Install docker and docker-compose. Docker compose is built into newer versions of docker, and might not be needed, but leave it out at your own risk. sudo apt install docker docker-compose See to it that you can run docker as your normal user. This is usually done by adding yourself to the docker group. usermod -aG docker $USER It probably needs a re-login to take effect. You can set docker to run at startup with systemctl enable docker.

MacOs Setup

These steps are unique to Mac workflow.

1. Install Docker

Download and install Docker from here. Intel or Apple chip, depending on what you have. You might need to install docker-compose separately.

Common Setup

These steps should be more or less the same for all versions. And on Windows these should always be run inside the Ubuntu WSL environment.

1. Install IDE.

VS Code or PHPStorm or something else, but then you're on your own. PHPStorm can connect to WSL automatically and VSCode needs an extension.

2. Install Git if not installed.

sudo apt install git To avoid confusion, do not install git-bash or other git tools on Windows unless you know you need it outside this workflow, because it will not work for this. Learn Git: Git tutorials

Git should not be necessary to install for WSL, this will most likely be preinstalled in WSL Ubuntu.

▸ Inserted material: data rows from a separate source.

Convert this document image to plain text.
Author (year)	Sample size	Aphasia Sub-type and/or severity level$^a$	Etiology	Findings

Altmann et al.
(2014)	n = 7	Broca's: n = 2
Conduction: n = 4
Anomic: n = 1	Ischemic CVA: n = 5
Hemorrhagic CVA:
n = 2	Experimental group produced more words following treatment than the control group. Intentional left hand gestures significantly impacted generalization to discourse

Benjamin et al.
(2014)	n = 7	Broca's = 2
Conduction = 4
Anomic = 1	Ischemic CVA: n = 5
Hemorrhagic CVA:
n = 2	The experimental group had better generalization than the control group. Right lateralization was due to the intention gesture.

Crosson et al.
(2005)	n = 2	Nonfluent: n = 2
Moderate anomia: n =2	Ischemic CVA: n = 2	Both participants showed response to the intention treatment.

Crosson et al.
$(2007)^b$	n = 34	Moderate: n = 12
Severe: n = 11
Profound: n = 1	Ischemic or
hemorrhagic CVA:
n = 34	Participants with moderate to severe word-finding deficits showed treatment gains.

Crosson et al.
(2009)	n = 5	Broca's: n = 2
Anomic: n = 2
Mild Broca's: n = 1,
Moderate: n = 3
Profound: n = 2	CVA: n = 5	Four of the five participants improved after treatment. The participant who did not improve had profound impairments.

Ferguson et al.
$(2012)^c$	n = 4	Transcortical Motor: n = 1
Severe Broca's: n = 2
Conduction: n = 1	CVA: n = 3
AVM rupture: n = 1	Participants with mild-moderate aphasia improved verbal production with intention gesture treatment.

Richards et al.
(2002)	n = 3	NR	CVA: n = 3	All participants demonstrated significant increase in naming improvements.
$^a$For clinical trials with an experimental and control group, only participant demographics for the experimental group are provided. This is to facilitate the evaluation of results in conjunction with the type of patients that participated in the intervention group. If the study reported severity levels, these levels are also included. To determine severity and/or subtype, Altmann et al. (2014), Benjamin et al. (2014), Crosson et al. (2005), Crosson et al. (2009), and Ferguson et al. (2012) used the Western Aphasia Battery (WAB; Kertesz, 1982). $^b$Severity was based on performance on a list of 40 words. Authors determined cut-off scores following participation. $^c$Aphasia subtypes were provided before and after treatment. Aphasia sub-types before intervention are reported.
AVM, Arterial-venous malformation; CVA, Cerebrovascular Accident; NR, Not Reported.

2. Install prerequisites for tooling.

There is some software that will be needed for everything to work properly that doesn't really fit into any categories directly. You will have problems with later steps if you skip this.

It can be installed with this or similar command: sudo apt install curl php php-mbstring php-xml php-zip php-curl php-xdebug dos2unix unzip

If you’re on WSL for the first time, run sudo apt-get update before running the above installs.

3. Install Node.js and npm.

For WSL, follow these steps

But if you're lazy, run these: 1. curl -o- https://raw.githubusercontent.com/nvm-sh/nvm/master/install.sh | bash 2. Restart terminal 3. nvm install --lts

4. Install JCOre CLI

Follow the instructions in the JCORE CLI documentation. TL;DR is: 1. mkdir ~/bin 2. curl -o ~/bin/jcore https://github.com/JCO-Digital/jcore-cli/releases/latest/download/jcore 3. chmod 755 ~/bin/jcore

5. Install composer.

sudo apt install composer for Ubuntu version.

or (not both):

For WSL, follow the Command-line installation in Docs. If you have trouble running the script, you can download it manually as well with the following commands:

mkdir -p ~/bin

cd ~/bin

wget -O composer https://getcomposer.org/download/latest-stable/composer.phar

chmod +x composer

6. Generate SSH-keys

Keys can be generated with this command:

ssh-keygen -t ed25519

These keys should be added to Bitbucket to allow access to git upsteam. They can be added to public keys in Bitwarden if you want.

Instructions.

7. Browser certificates

The tlscerts container creates a CA certificate that you should add as trusted to your browser. The container creates project specific keys signed by the CA certificate. The CA certificate is located in ~/.config/jcore/ssl

8. Add Public SSH-key

Add the public key from ~/.config/jcore/ssh to WPEngine. This is used by jcore pull command to fetch live site data to local development environment.